「オムニチャネル推進」を大々的に掲げたが、その後取り組みが進んでいる様子がうかがえない──。実店舗を持つ小売業で、オムニチャネルが掛け声倒れになっているケースが散見される。そんな中、着実にオムニチャネル化を進めている1社がアディダスジャパンだ。
同社は2017年10月、自社EC(電子商取引)サイト「アディダス オンラインショップ」と「リーボック オンラインショップ」で、注文商品の店頭取り置き・決済サービス「CLICK & COLLECT pay at store」を開始した。また、EC購入商品の返品を店舗で受け付ける「CLICK & COLLECT return at store」も導入した。直営店81店舗のうち、69店舗で受け付けている。順次拡大し、全店で対応していく。
EC利用者の手順は次の通り。アディダスのECサイトで商品を選んで「カートに入れる」「購入手続きへ進む」をタップすると、「配送する」と並んで「アディダス店舗で受け取る」タブがあり、タップすると、その商品の店頭在庫がある店舗が一覧表示される。その中から受け取りに行きたい店舗を選び、支払い方法として「受取時店頭支払い」を選択する。あとは商品の準備ができた旨の通知が届き次第、店舗に足を運ぶ流れだ。
プロジェクトを指揮した同社Direct Consumer eコマース シニアディレクターのジェシー・スティーグ氏は、「今や店舗売り上げの95%は、ネットの情報収集が起点となって発生している。ネットと店舗を行き来するオムニ化した顧客の利便性、満足度を高めるため、カスタマージャーニーマップを見直しながら実店舗とECのシームレス化、サービスの拡充を進める必要があった」とプロジェクトの狙いを語る。
クロスチームを結成して議論
同社のオムニチャネルの取り組みで特徴的なのが、ECと店舗を別々の縦割り組織とせず、クロスファンクショナルチームを組んで議論していることだ。EC担当とストア担当がDirect to Consumer部門下でワンチームとなり、KPI(重要業績指標)を共有する。
店舗受け取りなどによって増えるスタッフの負荷について双方が理解し、軽減する知恵を出し合い、マニュアル化してトレーニングすることで、開始当初からスムーズにサービスを提供している。
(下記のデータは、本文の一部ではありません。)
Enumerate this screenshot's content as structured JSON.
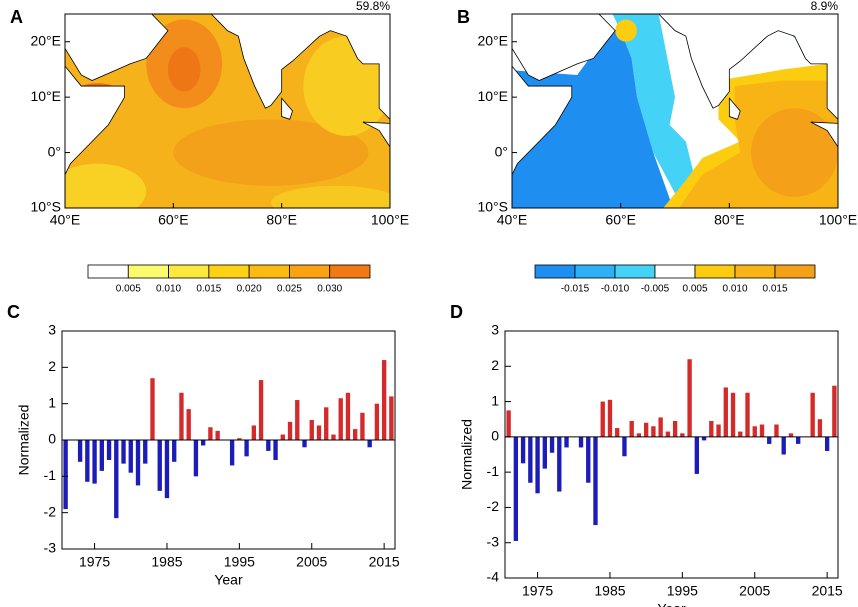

ECと店舗をまたぐ売り上げの計上、評価についても双方が議論し、合意を得ている。
店舗側のオペーレーションをリードする同社リテール-ストアオペレーションズ アドミニストレーションマネージャーの和田康氏は、「価格が高めの商品で、店頭支払いがよく利用されている」と手応えを感じている。全社売り上げの拡大を最終目標として、セクション間の相互理解を進める横断的なチーム作りが、オムニチャネルを進める上では重要と言えそうだ。